Under the Volcano by Malcolm Lowry
Who could better describe the fear and confusion of an alcoholic than someone who has experienced this addiction? In the preface to the edition of Under the Volcano I have been reading (Penguin Classics, 1963), Michael Schmidt notes that "the whole book is a denouement." I had to get to the end of the third chapter to understand what he meant. Under the Volcano is a deeply personal story of addiction.
Malcolm Lowry was one of the most interesting authors of the 20th century and a raging alcoholic. He started drinking at the age of 14 and died by a mixture of alcohol and sleeping pills. Some say it was suicide; I don’t know and I am not sure it matters, anyway. Lowry has been an alcoholic all his life. He wrote only two books, the first was a failure, the second is the reason I am now sitting in my desk, drinking coffee (my addiction), and writing this long post, reaching out to you dear reader, hoping that you will become excited by it, and then, perhaps, go to your public library or to your local bookstore and ask for it.
The title comes from the town of Quauhnahuac, which is located next to two volcanoes in Mexico. The whole story takes place in just one day, 2 November 1938, the Mexican Day of the Dead. Geoffrey Firmin, or the Consul, is an alcoholic and at the edge of death. He is so drunk that he can’t put his shocks up. He literally tells “I love you” to a bottle of Jonny Walker. In the morning of this particular day, while Geoffrey is in a state of numbness and apathy from his last night drinking, his ex-wife Yvonne arrives. She a desperate and broken woman, yearning to rekindle her death marriage with Geoffrey. It seems like a lost cause, but she still hopes that it can be saved and with her marriage she also hopes to save Geoffrey. Saving Geoffrey gives Yvonne purpose, in a way she is addicted to the idea that she must save Geoffrey. Along comes Geoffrey’s half-brother Hugh; it is suggested that he and Yvonne share an attraction and, possibly, an affair. There is a huge amount of hidden tension and at the same time an interdependence between these three people. But nothing can save their relationship; it is completely broken.
As the day progress, we are given account to bizarre events that surround these three people. The tragedies of Mexican history, the revolutions, the shabby characters, the silent and motionless women, who look like they are made of stone. There are plenty of allegorical, religious and literary references. From Marcus Aurelius to Shakespeare and from Baudelaire to Marlowe. Everything and everyone is here. It’s brilliant and sad and beautiful. There is no other book like this one.

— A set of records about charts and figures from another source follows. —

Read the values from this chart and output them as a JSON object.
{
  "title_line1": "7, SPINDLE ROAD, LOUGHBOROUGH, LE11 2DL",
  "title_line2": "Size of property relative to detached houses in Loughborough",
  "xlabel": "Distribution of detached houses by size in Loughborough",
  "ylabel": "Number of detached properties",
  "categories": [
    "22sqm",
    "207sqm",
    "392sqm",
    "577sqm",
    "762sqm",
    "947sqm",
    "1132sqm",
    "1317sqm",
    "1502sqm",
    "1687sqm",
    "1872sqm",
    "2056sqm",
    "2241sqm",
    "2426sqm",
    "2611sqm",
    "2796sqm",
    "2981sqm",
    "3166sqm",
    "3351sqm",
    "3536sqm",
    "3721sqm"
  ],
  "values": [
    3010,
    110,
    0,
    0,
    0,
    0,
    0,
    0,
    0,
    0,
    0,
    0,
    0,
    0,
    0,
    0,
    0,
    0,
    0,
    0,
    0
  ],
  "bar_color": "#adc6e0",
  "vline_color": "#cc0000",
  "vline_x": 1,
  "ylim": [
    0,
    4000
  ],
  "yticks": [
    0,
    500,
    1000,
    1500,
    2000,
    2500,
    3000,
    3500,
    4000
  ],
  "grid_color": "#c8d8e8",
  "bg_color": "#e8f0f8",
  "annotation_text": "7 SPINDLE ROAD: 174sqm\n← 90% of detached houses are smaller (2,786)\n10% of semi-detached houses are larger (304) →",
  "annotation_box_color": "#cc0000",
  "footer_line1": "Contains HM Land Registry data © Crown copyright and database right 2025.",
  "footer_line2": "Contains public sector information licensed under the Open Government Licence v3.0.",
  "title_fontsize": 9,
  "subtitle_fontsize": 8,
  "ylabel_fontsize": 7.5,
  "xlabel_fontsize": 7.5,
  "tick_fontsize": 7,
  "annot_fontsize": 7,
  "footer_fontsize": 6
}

Malcolm Lowry is an amazing exception in the literary world. He wrote one of the best books of the 20th century while in a state of self-destructive intoxication. And yet, how else could one understand the beauty of the women who were sitting silently between their chickens in the market playing domino without giving up prudence for one more glass of mescal? Only Frida Kahlo with her restless and passionate soul and her severe long-term pain has succeeded to depict the tenderness and the beauty of these women.